Thurloe didn’t turn his head. But this time he spoke to me at least. ‘That’s not for me to say.’

‘If I’m not, sir, then why are these men behind us? Why you?’

He gave no sign that he had heard me. But still he wouldn’t look at me.

He had a barge waiting at the Somerset Stairs. He and I sat under the awning at the stern, with the soldiers on either side. I had left my father in tears. He was convinced that I was to be conveyed to the Tower, and that he would never see me again on this side of the grave.

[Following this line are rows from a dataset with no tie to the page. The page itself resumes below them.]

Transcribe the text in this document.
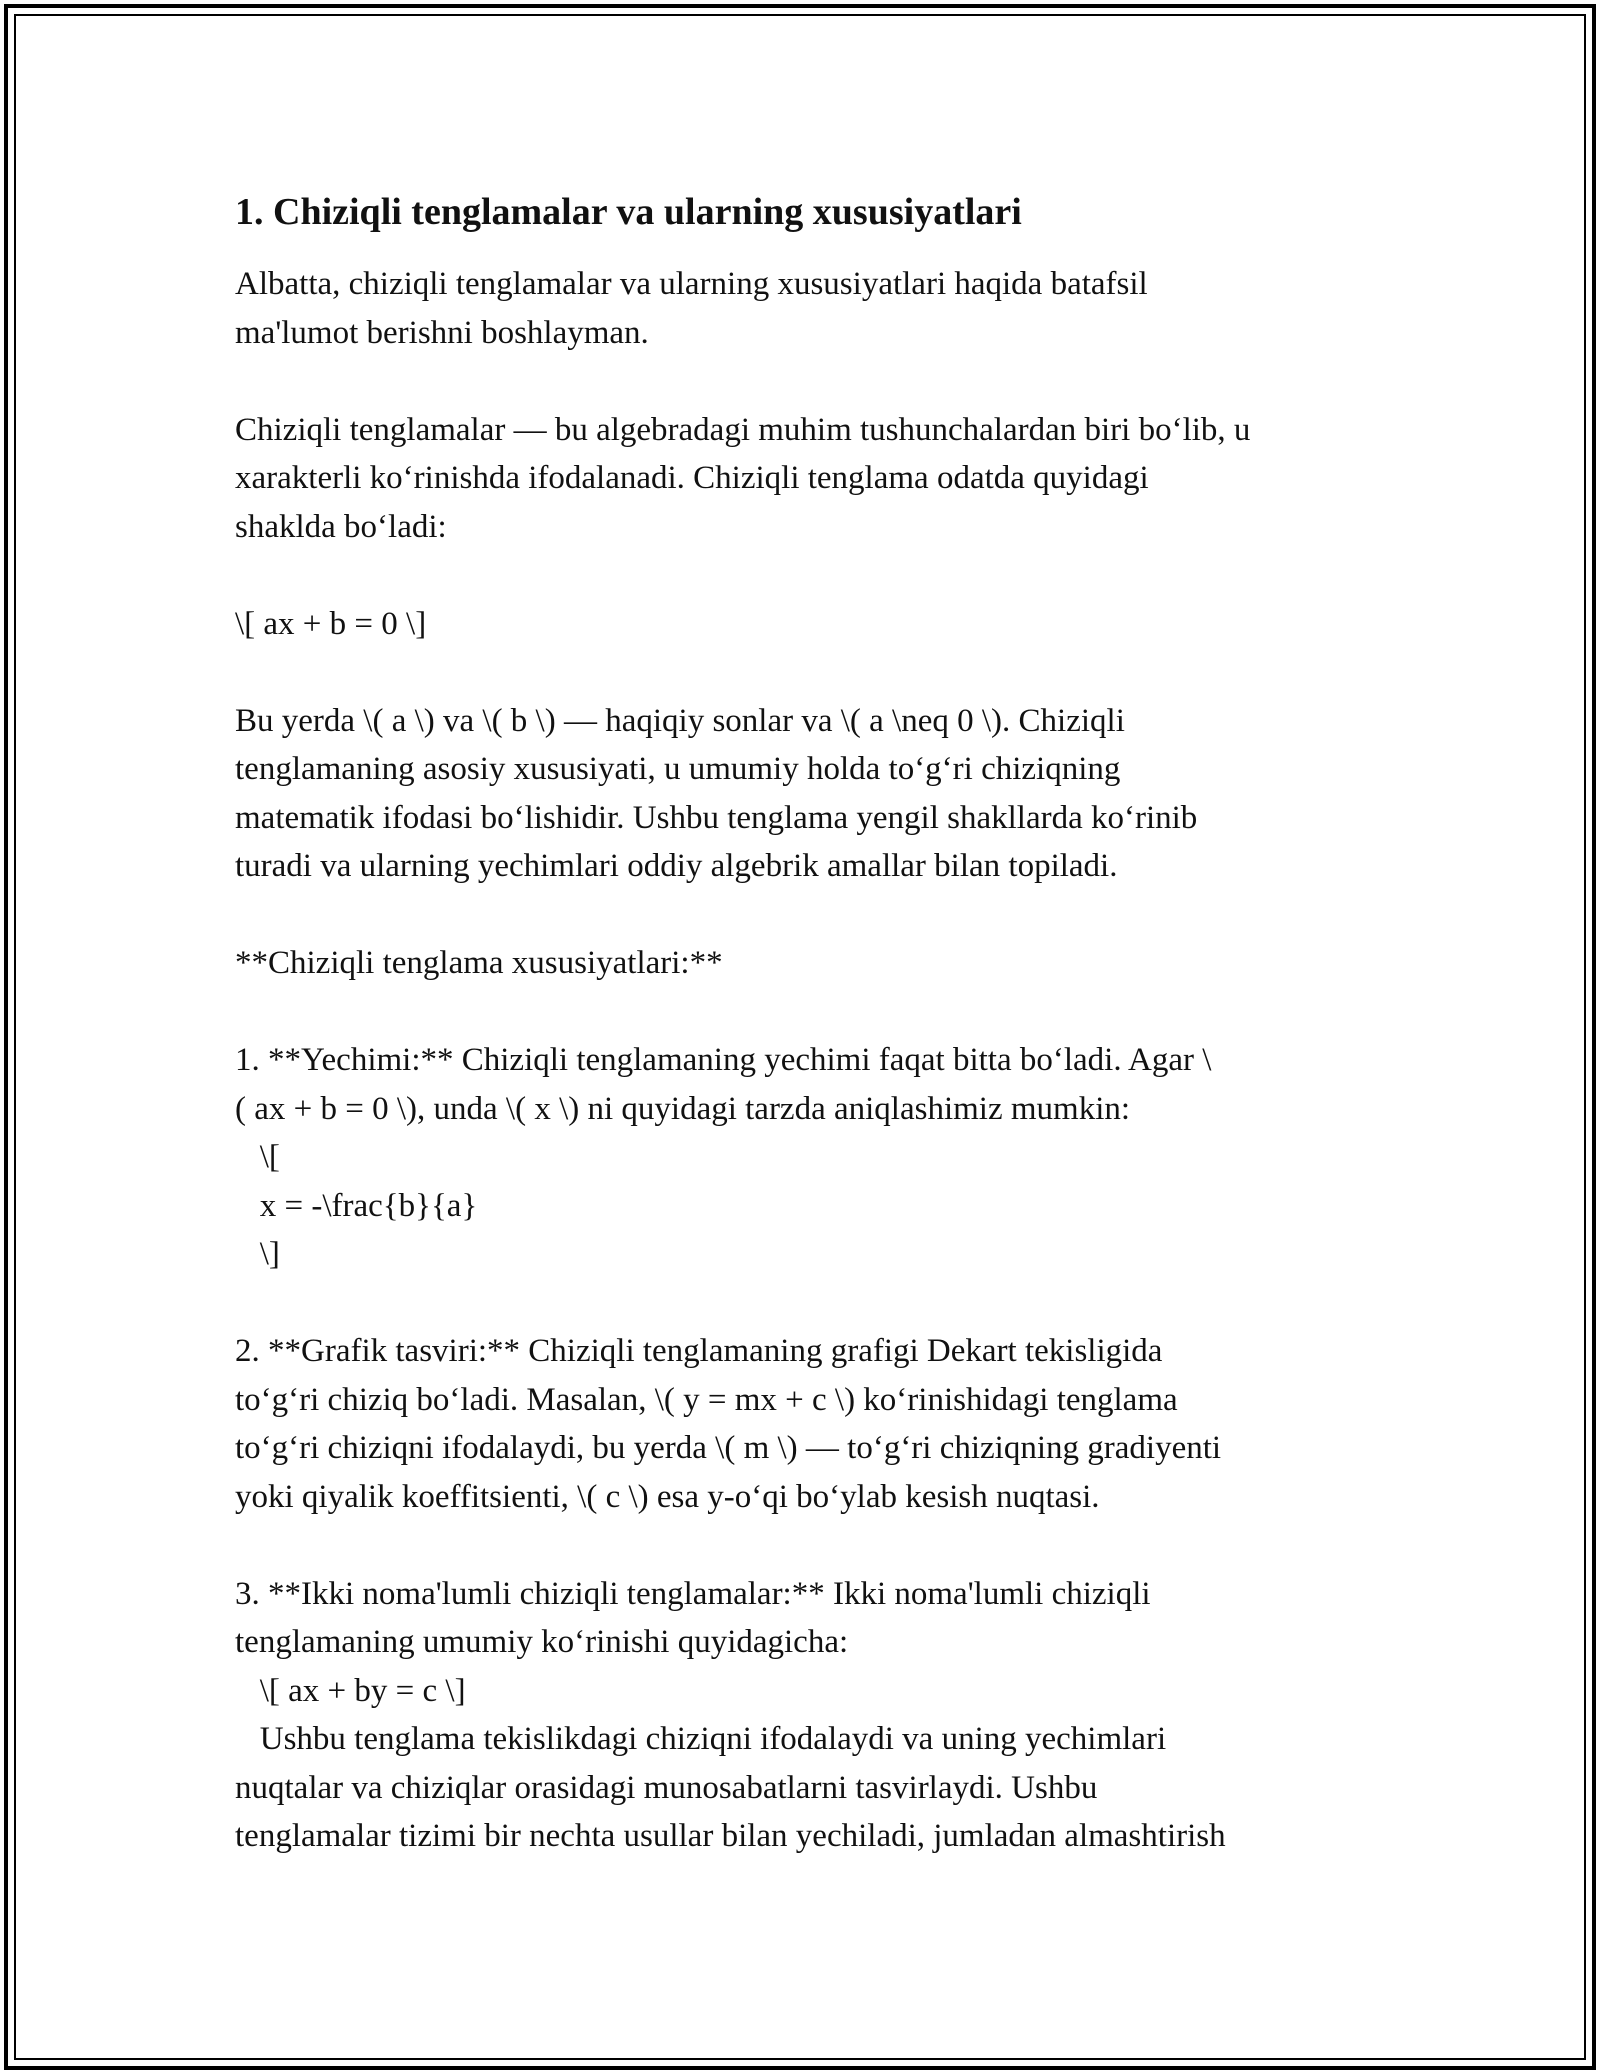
1. Chiziqli tenglamalar va ularning xususiyatlari

Albatta, chiziqli tenglamalar va ularning xususiyatlari haqida batafsil
ma'lumot berishni boshlayman.

Chiziqli tenglamalar — bu algebradagi muhim tushunchalardan biri bo‘lib, u
xarakterli ko‘rinishda ifodalanadi. Chiziqli tenglama odatda quyidagi
shaklda bo‘ladi:

\[ ax + b = 0 \]

Bu yerda \( a \) va \( b \) — haqiqiy sonlar va \( a \neq 0 \). Chiziqli
tenglamaning asosiy xususiyati, u umumiy holda to‘g‘ri chiziqning
matematik ifodasi bo‘lishidir. Ushbu tenglama yengil shakllarda ko‘rinib
turadi va ularning yechimlari oddiy algebrik amallar bilan topiladi.

**Chiziqli tenglama xususiyatlari:**

1. **Yechimi:** Chiziqli tenglamaning yechimi faqat bitta bo‘ladi. Agar \
( ax + b = 0 \), unda \( x \) ni quyidagi tarzda aniqlashimiz mumkin:
\[
x = -\frac{b}{a}
\]

2. **Grafik tasviri:** Chiziqli tenglamaning grafigi Dekart tekisligida
to‘g‘ri chiziq bo‘ladi. Masalan, \( y = mx + c \) ko‘rinishidagi tenglama
to‘g‘ri chiziqni ifodalaydi, bu yerda \( m \) — to‘g‘ri chiziqning gradiyenti
yoki qiyalik koeffitsienti, \( c \) esa y-o‘qi bo‘ylab kesish nuqtasi.

3. **Ikki noma'lumli chiziqli tenglamalar:** Ikki noma'lumli chiziqli
tenglamaning umumiy ko‘rinishi quyidagicha:
\[ ax + by = c \]
Ushbu tenglama tekislikdagi chiziqni ifodalaydi va uning yechimlari
nuqtalar va chiziqlar orasidagi munosabatlarni tasvirlaydi. Ushbu
tenglamalar tizimi bir nechta usullar bilan yechiladi, jumladan almashtirish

The tide was with us and we were at Whitehall in ten minutes. I expected us to put in at the common stairs beside the palace, but we went further upstream to the Privy Stairs. A crowd of boats was waiting there already, landing and receiving passengers. Instead of having to wait our turn, however, we were waved directly to the upstream side of the steps, where we disembarked at once.